In Gibraltar, a Strange Trend Among Monkeys Confronted with Junk Food

An unexpected trend is emerging among the Barbary macaques on the Rock of Gibraltar. Likely to relieve their digestive system, assaulted by salty or sugary foods left by tourists, they are gulping down large quantities… of dirt.

Anti Junk-Food Remedy?

There are about 230 Barbary macaques (Macaca sylvanus) in Gibraltar, at the southern tip of the Iberian Peninsula. Over nearly a hundred days between 2022 and 2024, scientists recorded 44 individuals eating dirt.

This behavior is markedly more common in tourist zones and during peak season, prompting researchers to wonder whether it is linked to food discarded by visitors to the Rock, including ice cream, chocolate bars, or chips.

We hypothesize that the junk food can be difficult to digest and disrupt the primates’ microbiome,” write the authors of the new study, published in the journal Scientific Reports.

In the absence of chemical and mineral analyses of Gibraltar’s earth, the team does not know precisely how it affects the digestive tract. They note, however, that the “terra rossa” is rich in clay and iron, and that the former can help reduce gastric acidity by binding toxins.

A Remarkable Capacity for Adaptation

According to researchers, this trend has developed too quickly to be the result of genetic or physiological changes. It would therefore be a socially learned and transmitted behavior, with groups of primates showing a preference for certain soil types.
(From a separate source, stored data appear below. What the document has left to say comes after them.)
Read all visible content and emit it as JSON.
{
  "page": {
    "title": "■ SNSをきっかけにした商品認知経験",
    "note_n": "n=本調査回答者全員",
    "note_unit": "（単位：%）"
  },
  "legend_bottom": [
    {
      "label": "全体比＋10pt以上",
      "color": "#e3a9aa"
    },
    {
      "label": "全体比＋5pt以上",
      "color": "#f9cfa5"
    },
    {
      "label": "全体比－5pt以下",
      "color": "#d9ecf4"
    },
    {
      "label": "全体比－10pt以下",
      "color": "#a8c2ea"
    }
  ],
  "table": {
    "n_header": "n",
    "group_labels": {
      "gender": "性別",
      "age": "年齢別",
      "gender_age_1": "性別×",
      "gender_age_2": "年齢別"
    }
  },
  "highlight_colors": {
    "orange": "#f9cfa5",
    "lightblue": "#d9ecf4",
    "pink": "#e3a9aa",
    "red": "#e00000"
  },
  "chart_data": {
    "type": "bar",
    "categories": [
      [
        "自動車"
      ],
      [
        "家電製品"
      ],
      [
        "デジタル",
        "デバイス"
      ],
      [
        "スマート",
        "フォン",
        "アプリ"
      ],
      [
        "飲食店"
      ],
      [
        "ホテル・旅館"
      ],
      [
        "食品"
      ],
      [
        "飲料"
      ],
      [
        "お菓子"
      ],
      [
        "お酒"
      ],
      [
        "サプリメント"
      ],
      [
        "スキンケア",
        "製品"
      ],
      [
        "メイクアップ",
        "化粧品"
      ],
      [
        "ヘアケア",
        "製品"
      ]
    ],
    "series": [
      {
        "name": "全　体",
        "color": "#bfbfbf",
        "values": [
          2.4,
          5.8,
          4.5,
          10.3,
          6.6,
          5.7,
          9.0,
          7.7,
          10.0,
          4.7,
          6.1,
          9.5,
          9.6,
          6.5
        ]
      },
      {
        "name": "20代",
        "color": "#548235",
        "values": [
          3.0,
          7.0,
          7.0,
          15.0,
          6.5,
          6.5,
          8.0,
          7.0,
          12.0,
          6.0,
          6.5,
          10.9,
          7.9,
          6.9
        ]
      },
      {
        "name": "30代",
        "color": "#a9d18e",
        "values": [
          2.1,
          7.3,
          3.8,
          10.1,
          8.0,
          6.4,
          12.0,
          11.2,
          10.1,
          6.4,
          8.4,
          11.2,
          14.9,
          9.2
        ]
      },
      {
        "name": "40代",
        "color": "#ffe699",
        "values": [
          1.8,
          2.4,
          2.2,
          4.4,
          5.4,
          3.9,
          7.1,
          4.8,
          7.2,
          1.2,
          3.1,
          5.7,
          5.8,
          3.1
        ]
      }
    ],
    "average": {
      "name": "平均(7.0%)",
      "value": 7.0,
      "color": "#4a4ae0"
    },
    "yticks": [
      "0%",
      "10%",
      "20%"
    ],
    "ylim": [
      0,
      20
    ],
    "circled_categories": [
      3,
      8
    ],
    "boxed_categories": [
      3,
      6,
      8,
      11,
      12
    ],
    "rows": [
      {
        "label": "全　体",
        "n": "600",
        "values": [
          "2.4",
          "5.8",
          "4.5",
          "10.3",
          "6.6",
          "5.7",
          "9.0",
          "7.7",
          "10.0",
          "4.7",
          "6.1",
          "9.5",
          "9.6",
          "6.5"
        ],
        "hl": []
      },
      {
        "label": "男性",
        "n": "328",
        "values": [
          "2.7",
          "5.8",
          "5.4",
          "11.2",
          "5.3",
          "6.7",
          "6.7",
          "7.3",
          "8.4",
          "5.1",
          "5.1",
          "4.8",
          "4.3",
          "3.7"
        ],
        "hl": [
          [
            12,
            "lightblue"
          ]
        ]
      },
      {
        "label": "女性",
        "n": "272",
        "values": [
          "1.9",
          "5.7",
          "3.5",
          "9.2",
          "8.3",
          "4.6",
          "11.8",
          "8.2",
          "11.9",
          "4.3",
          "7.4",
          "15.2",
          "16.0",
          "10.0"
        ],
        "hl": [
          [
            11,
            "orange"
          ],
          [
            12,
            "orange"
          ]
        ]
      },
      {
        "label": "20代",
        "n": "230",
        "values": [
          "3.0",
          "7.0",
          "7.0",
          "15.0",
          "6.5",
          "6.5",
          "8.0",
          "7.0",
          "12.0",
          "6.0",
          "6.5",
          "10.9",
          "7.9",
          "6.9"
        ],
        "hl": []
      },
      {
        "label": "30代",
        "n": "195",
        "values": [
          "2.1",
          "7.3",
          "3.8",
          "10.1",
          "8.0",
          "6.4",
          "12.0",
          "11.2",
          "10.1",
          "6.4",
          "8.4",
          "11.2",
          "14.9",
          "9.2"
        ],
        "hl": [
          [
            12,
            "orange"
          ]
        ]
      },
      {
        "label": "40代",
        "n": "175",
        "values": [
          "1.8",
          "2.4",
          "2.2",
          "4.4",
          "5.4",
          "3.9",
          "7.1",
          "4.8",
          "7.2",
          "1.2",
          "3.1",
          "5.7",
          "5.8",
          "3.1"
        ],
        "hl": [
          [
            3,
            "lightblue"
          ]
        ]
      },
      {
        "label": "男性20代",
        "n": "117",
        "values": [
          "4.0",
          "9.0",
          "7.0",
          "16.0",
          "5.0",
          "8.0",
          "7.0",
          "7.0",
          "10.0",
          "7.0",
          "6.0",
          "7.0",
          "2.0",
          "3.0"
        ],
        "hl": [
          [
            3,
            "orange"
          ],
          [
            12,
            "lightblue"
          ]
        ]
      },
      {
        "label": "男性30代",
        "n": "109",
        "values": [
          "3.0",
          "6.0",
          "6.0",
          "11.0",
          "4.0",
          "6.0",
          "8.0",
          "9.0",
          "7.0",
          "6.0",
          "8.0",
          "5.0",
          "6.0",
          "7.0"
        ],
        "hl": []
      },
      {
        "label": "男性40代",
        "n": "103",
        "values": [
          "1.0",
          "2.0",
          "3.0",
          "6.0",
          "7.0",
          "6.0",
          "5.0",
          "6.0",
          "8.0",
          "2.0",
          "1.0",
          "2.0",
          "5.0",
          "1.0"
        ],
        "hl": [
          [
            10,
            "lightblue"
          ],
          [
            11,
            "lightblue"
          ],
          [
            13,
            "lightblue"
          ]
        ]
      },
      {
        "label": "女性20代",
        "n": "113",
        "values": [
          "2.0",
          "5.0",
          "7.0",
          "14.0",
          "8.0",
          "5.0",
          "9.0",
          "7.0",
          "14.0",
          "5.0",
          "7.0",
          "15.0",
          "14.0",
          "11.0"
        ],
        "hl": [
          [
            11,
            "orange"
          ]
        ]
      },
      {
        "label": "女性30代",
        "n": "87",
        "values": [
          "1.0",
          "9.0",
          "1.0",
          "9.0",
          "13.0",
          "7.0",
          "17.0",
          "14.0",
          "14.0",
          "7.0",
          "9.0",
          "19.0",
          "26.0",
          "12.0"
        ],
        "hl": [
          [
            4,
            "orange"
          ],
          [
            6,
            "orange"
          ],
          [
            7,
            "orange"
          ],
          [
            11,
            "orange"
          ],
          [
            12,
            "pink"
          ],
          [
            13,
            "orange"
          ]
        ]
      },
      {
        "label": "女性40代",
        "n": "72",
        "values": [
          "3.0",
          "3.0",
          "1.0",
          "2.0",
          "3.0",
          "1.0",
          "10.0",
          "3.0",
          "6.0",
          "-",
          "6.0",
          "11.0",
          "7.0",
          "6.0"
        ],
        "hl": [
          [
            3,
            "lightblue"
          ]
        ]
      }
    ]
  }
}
Alongside observations of bonnet macaques in Indian urban areas, who learned to open soda bottles, and Bali long-tailed macaques, who pilfer tourists’ belongings to obtain food, these new findings once again illustrate the remarkable adaptability of these primates.

Such behavioral flexibility could prove valuable in facing the deep environmental upheavals caused by climate change.

Previously, a long-running study had revealed that Bali macaques also used stone tools as… sex toys.